Identifikation (kurz)

Titel 

Privatnachlass Prof. Dr. Alexandra von der Decken

Laufzeit 

1750-1931

Bestandsdaten

Bestandsgeschichte 

Vermittelt über das Staatsarchiv Stade wurde der kleine Bestand dem Hauptstaatsarchiv Hannover im Juli 2009 von Prof. Dr. Alexandra von der Decken als Schenkung überlassen. Er enthält Unterlagen ihrer Familie mütterlicherseits und bezieht sich auf einzelne Mitglieder der verwandten Familien von Eyffeler (Eiffler), von Bobers und v. a. Sartorius Freiherren von Waltershausen. Der Bestand enthält im Wesentlichen Urkunden des 18. und 19. Jahrhunderts, die sich auf einzelne Mitglieder der genannten Familien beziehen. Die ältesten Stücke sind drei kaiserliche Privilegien aus der zweiten Hälfte des 18. Jahrhunderts, zwei davon Adelsbriefe, mit denen Kaiser Franz I. die aus Hamburg stammenden Vettern Theodor Everhard und Johann Lucas (von) Eyffeler im Jahr 1750 sowie die Eheleute August Wilhelm (von) Bobers und Agnes Margaretha geb. Eyffeler im Jahr 1763 in den erblichen Reichsadelsstand erhob. Darüber hinaus enthält der Bestand eine kleine Sammlung von Siegeln - hauptsächlich Lacksiegeln - des 19. Jahrhunderts, die von Mitgliedern verschiedener adliger Familien stammen.

Das inhaltlich wohl bedeutendste Stück des Bestandes ist ein dreibändiges Reisetagebuch, das von Caroline Dorothea Sartorius anlässlich einer Reise durch das französisch besetzte Deutschland nach Luzern im Jahr 1812 verfasst wurde. Caroline Dorothea Sartorius geb. von Voigt (geb. 1779) unternahm diese Reise, die sie anschließend weiter nach Norditalien führte, zusammen mit ihrem Mann, dem Schriftsteller und Historiker Georg Friedrich Sartorius (1765-1828), mit dem sie seit 1805 verheiratet war. Sartorius (seit 1827 Freiherr von Waltershausen), von dem u. a. eine, nach seinem Tod entnommene Haarlocke in dem Bestand überliefert ist, war seit 1797 als Professor für Geschichte und Staatswissenschaften an der Universität Göttingen tätig und gehörte zu den engen Freunden Johann Wolfgang von Goethes. Sartorius pflegte zwischen 1801 und 1825 einen regen Briefwechsel mit Goethe, an dem sich auch seine ebenfalls literarisch interessierte Frau Caroline beteiligte und der 1931 von Else von Monroy ediert wurde. Insgesamt 25 dieser Briefe befanden sich noch nach dem Zweiten Weltkrieg in Familienbesitz. Inzwischen scheinen sie jedoch verloren gegangen zu sein.

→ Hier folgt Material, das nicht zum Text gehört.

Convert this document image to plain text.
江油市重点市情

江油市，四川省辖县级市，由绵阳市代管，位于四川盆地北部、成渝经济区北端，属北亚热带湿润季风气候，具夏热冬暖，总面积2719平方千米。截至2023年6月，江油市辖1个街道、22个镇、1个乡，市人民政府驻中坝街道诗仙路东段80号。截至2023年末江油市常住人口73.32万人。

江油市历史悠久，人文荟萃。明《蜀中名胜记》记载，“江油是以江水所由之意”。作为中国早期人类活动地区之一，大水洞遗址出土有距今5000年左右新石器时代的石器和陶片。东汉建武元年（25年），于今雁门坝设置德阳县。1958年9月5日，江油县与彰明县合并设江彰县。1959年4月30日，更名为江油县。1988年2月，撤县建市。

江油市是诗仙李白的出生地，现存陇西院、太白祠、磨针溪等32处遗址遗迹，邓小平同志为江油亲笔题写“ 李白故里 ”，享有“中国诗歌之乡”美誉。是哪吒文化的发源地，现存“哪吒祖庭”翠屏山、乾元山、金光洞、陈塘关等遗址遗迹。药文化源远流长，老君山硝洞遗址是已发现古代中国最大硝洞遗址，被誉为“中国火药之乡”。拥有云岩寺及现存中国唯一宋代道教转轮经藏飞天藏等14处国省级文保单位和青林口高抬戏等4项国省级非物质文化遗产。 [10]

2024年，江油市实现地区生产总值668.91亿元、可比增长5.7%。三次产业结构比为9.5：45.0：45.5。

Georgs nach seinem Taufpaten Goethe benannter Sohn, Wolfgang Sartorius Freiherr von Waltershausen (1809-1876), war im 19. Jahrhundert ein bedeutender Geologe, der ebenfalls an der Universität Göttingen lehrte und v. a. durch die Erforschung des Ätna bekannt wurde. Aus seinem Nachlass sind zwei lateinische Dokumente in den Bestand gelangt, eine Urkunde über seine Aufnahme in die Akademie der Wissenschaften in St. Petersburg sowie ein Anschlag des Rektors der Universität Göttingen über seine Promotion zum Dr. phil. und Magister artium. Wolfgangs Schwester Marianne Georgine Friederike Julie Freiin Sartorius von Waltershausen (1812-1897) stellte schließlich die Verbindung zur Familie von Bobers her, indem sie am 16. Juni 1833 den Oberappellationsgerichtsrat Friedrich Karl von Bobers (1799-1858) heiratete.

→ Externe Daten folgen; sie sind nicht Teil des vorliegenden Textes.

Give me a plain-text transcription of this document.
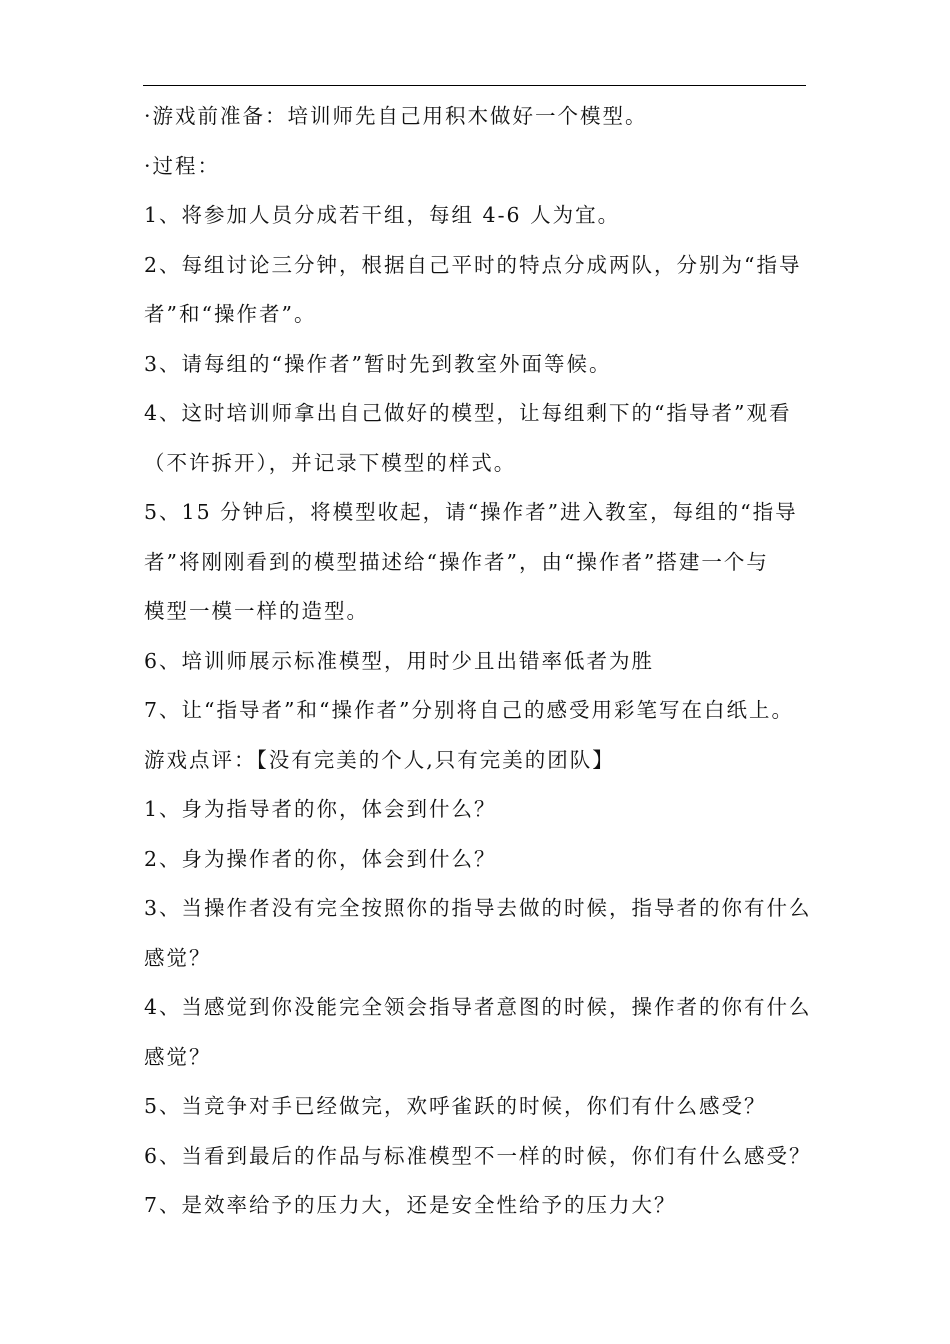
·游戏前准备：培训师先自己用积木做好一个模型。
·过程：
1、将参加人员分成若干组，每组 4-6 人为宜。
2、每组讨论三分钟，根据自己平时的特点分成两队，分别为“指导
者”和“操作者”。
3、请每组的“操作者”暂时先到教室外面等候。
4、这时培训师拿出自己做好的模型，让每组剩下的“指导者”观看
（不许拆开），并记录下模型的样式。
5、15 分钟后，将模型收起，请“操作者”进入教室，每组的“指导
者”将刚刚看到的模型描述给“操作者”，由“操作者”搭建一个与
模型一模一样的造型。
6、培训师展示标准模型，用时少且出错率低者为胜
7、让“指导者”和“操作者”分别将自己的感受用彩笔写在白纸上。
游戏点评：【没有完美的个人,只有完美的团队】
1、身为指导者的你，体会到什么？
2、身为操作者的你，体会到什么？
3、当操作者没有完全按照你的指导去做的时候，指导者的你有什么
感觉？
4、当感觉到你没能完全领会指导者意图的时候，操作者的你有什么
感觉？
5、当竞争对手已经做完，欢呼雀跃的时候，你们有什么感受？
6、当看到最后的作品与标准模型不一样的时候，你们有什么感受？
7、是效率给予的压力大，还是安全性给予的压力大？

Der Bestand wurde von der Unterzeichneten im August 2009 verzeichnet.

Hannover, im August 2009
gez. Dr. Claudia Kauertz

Literatur 

Goethes Briefwechsel mit Georg und Caroline Sartorius (von 1801-1825). Mit 15 neuen Goethe-Briefen und vielen anderen unbekannten Dokumenten aus der Goethezeit, bearb. und hrsg. von Else von Monroy, Weimar 1931.

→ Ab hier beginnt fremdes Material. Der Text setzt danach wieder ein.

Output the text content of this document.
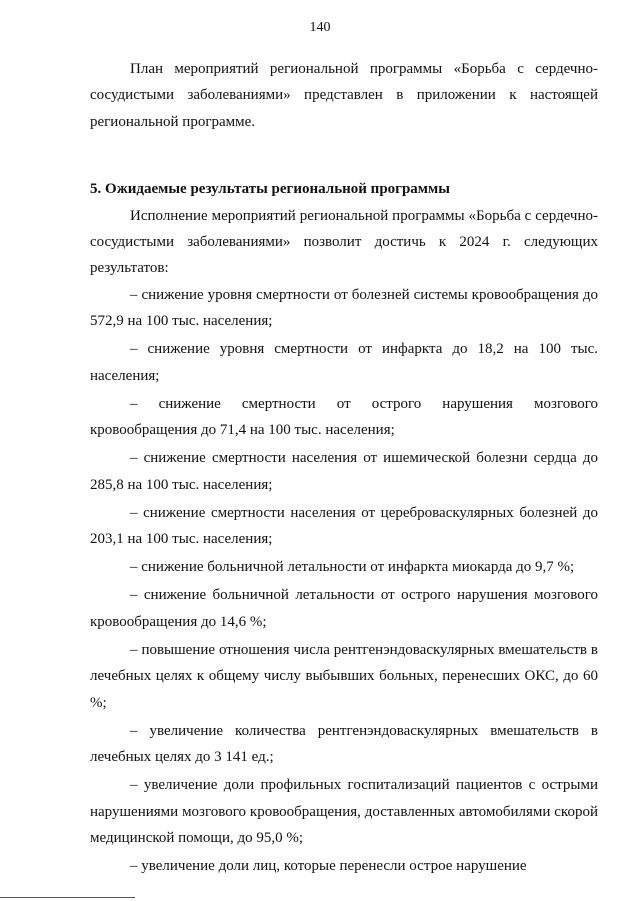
140

План мероприятий региональной программы «Борьба с сердечно-сосудистыми заболеваниями» представлен в приложении к настоящей региональной программе.

5. Ожидаемые результаты региональной программы

Исполнение мероприятий региональной программы «Борьба с сердечно-сосудистыми заболеваниями» позволит достичь к 2024 г. следующих результатов:

– снижение уровня смертности от болезней системы кровообращения до 572,9 на 100 тыс. населения;
– снижение уровня смертности от инфаркта до 18,2 на 100 тыс. населения;
– снижение смертности от острого нарушения мозгового кровообращения до 71,4 на 100 тыс. населения;
– снижение смертности населения от ишемической болезни сердца до 285,8 на 100 тыс. населения;
– снижение смертности населения от цереброваскулярных болезней до 203,1 на 100 тыс. населения;
– снижение больничной летальности от инфаркта миокарда до 9,7 %;
– снижение больничной летальности от острого нарушения мозгового кровообращения до 14,6 %;
– повышение отношения числа рентгенэндоваскулярных вмешательств в лечебных целях к общему числу выбывших больных, перенесших ОКС, до 60 %;
– увеличение количества рентгенэндоваскулярных вмешательств в лечебных целях до 3 141 ед.;
– увеличение доли профильных госпитализаций пациентов с острыми нарушениями мозгового кровообращения, доставленных автомобилями скорой медицинской помощи, до 95,0 %;
– увеличение доли лиц, которые перенесли острое нарушение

Caroline Sartorius von Waltershausen, Zum Andenken an Georg Sartorius, Freiherrn von Waltershausen, Göttingen 1830.

Findmittel 

EDV-Findbuch 2009

Weitere Angaben (Bestand)

Benutzung 

Der Archivbestand ist im Rahmen der archivgesetzlichen Bestimmungen ohne Einschränkung benutzbar.